The way it works is you stand behind a wooden fence, yes the Cyber Center crew built an actual fence inside the place, and blast digital elk, wild boar, pheasant, clay pigeons, shot glasses, whiskey bottles and disco balls with a plastic handgun, shotgun, rifle or bow.
Think Nintendo's original "Duck Hunt" game on a godlike level.
Evans let me play a few rounds for the story I wrote about the place last week. I approached the simulator straight-faced, playing the role of the serious journalist, but after a few minutes Evans and I were laughing like fourth-graders while I capped a wild boar in the head with the handgun.
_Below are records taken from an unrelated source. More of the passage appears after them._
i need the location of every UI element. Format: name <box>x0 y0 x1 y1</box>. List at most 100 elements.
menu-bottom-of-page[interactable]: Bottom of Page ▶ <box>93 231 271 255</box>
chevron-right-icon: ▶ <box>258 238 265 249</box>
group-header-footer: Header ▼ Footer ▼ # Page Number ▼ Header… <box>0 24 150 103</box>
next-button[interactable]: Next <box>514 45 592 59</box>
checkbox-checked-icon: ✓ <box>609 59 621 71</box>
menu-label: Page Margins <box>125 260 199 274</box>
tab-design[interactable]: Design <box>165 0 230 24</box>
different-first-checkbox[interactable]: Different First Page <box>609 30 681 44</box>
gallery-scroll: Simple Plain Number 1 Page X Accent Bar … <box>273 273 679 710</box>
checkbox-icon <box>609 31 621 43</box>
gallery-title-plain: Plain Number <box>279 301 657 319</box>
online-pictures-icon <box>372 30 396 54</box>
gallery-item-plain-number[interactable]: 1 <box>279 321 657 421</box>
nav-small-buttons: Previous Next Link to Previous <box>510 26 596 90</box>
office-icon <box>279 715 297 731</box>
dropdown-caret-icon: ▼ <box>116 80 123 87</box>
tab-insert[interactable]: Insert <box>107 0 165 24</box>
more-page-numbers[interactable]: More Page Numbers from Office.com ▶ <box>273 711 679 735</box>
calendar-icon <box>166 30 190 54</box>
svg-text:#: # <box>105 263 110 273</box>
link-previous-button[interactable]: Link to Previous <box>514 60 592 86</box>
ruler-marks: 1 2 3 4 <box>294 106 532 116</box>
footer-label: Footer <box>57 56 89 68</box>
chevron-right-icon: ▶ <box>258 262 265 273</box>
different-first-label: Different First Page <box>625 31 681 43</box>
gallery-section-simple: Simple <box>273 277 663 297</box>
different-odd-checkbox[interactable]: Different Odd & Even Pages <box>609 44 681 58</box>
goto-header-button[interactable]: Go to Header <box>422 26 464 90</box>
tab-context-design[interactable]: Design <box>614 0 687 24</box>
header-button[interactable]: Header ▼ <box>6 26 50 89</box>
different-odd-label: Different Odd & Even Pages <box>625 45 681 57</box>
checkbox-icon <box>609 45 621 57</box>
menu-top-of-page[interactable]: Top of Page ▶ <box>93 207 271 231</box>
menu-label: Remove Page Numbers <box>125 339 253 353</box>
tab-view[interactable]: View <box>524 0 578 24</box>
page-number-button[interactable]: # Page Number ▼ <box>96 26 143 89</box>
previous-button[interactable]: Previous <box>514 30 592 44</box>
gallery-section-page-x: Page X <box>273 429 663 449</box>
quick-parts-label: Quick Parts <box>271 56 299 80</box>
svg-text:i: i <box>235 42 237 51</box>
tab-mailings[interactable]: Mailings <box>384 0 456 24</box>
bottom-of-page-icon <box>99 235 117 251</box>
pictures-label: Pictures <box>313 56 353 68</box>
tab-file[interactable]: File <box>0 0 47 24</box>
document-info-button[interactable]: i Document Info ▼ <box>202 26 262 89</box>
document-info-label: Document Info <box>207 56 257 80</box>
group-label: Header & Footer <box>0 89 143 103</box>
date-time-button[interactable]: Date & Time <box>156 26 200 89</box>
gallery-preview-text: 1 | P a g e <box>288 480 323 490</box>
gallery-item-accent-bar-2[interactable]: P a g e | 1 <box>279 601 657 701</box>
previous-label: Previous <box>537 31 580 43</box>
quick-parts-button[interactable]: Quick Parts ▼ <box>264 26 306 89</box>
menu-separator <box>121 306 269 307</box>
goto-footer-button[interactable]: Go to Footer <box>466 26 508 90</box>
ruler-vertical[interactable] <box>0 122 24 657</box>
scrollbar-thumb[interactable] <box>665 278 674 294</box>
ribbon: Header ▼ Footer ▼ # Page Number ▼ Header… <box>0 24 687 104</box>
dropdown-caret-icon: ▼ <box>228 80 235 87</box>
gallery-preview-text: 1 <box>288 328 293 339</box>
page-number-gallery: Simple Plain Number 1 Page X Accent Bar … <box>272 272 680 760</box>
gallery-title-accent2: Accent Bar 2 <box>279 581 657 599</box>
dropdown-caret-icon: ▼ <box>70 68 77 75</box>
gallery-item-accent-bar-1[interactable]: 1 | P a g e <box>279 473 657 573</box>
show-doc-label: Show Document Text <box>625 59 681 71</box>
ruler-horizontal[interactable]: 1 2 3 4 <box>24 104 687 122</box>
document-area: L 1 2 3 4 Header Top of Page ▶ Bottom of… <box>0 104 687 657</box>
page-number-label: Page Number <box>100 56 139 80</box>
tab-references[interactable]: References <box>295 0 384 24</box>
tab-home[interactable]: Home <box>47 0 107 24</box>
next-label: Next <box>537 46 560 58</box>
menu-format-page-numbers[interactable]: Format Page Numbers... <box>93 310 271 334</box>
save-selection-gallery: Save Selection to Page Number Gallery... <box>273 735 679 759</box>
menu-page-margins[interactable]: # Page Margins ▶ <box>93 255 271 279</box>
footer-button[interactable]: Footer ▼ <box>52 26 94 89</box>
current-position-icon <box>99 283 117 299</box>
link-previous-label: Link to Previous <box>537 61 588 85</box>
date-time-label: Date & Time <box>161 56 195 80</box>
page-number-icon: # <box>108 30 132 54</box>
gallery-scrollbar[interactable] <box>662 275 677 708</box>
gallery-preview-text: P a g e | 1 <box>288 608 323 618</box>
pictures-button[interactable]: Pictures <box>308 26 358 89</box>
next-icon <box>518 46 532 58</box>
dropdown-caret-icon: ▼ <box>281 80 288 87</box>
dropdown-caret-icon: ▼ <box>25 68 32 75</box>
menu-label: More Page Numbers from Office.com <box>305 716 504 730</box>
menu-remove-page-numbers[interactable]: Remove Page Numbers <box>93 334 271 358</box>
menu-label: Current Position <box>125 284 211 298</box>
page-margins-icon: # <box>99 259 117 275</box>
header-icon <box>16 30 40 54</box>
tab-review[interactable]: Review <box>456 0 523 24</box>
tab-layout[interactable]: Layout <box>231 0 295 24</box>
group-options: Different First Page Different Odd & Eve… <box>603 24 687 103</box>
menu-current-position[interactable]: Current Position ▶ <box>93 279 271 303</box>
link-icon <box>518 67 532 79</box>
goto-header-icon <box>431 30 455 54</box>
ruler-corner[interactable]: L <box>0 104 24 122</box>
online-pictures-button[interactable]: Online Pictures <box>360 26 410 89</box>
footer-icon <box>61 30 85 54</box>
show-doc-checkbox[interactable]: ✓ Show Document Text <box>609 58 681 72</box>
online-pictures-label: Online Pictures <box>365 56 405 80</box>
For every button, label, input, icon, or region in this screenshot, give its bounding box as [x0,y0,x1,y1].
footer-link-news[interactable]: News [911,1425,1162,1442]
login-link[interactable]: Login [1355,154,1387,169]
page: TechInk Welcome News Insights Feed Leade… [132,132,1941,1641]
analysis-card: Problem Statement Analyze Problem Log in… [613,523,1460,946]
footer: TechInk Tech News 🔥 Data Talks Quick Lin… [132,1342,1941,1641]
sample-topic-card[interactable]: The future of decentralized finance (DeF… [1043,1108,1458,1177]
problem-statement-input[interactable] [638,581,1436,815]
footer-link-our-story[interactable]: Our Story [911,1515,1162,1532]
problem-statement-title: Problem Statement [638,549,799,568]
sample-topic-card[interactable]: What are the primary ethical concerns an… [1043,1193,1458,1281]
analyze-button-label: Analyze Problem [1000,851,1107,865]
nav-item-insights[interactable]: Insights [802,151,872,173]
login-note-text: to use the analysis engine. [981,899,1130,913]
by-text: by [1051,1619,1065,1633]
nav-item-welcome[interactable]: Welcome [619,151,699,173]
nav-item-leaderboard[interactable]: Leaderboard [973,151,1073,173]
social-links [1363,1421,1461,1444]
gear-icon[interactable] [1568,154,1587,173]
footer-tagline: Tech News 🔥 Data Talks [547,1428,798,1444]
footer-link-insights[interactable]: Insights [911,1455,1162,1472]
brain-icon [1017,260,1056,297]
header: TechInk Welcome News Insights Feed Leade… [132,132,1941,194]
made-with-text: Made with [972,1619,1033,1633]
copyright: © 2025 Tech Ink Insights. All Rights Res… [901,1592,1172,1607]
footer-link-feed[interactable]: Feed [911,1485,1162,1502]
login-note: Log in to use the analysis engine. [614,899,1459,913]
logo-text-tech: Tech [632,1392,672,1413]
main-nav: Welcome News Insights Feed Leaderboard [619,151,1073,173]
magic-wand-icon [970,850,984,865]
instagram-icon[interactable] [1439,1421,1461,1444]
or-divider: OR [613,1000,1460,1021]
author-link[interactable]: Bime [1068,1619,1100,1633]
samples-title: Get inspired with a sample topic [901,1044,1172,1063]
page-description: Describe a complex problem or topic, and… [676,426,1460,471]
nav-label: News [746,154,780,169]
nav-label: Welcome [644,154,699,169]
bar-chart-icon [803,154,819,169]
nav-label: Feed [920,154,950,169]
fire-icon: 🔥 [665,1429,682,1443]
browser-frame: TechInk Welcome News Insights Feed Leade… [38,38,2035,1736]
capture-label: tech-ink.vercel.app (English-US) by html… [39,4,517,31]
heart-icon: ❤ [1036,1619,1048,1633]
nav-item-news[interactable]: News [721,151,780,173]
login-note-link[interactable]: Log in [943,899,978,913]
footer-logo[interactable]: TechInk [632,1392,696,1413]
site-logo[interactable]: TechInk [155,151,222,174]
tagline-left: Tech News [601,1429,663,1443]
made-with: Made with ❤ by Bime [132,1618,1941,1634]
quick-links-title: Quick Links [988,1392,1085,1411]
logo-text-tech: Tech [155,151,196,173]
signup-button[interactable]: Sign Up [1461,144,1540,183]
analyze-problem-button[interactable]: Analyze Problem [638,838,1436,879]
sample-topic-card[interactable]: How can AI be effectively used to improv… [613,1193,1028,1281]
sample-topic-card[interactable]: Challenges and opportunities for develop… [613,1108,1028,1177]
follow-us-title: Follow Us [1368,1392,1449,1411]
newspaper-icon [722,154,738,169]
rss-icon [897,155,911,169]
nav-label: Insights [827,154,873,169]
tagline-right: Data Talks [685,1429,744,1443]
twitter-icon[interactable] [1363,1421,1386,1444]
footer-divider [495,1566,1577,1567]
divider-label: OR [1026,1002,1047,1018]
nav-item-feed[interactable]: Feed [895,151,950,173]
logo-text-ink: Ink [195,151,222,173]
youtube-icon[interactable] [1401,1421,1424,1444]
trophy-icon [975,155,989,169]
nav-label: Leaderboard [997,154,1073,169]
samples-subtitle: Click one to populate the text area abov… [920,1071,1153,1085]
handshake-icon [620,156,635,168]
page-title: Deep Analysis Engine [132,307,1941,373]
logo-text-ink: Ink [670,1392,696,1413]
Gangsta-style, yo.
From there it was off to the video game dungeon located in a dark room off the bar. Inside were the serious gamers, well hidden from the social beasts next door. For $3.50 per hour you can tackle the online epics "World of Warcraft" and "Left 4 Dead" on spiffy flat-screen televisions.
The video game room is creepy, but that feeling went out the window when I tried a round of "Gears of War 2" and the rest of the world disappeared for a while. I always leave video games feeling like Ray Milland in "The Lost Weekend" in that I have a vague feeling time has passed and events have transpired around me, but I cannot make the necessary connections after being lost in the virtual space populated by aliens, zombies and spaceships.
In all I think the Cyber Center is a welcome attraction in Medford's nightlife scene. I always like to see something new that appeals to a niche of people who otherwise might spend their Friday nights sequestered in their rooms with only a flickering screen and a hand-held controller for company.
Oh yeah, the Cyber Center has $1 Pabst Blue Ribbon pints every night of the week. And the very affordable food's not bad, either. I had the fettuccini alfredo one night, and it tasted a bit too much like silicon, but the barbecue chicken sandwich is a fine slice of animal homicide between slices of bread.
The Cyber Center is tucked away on Automation Way off Biddle Road just before the Medford airport. Visit its Web site at www.cybercentersportsgrill.com.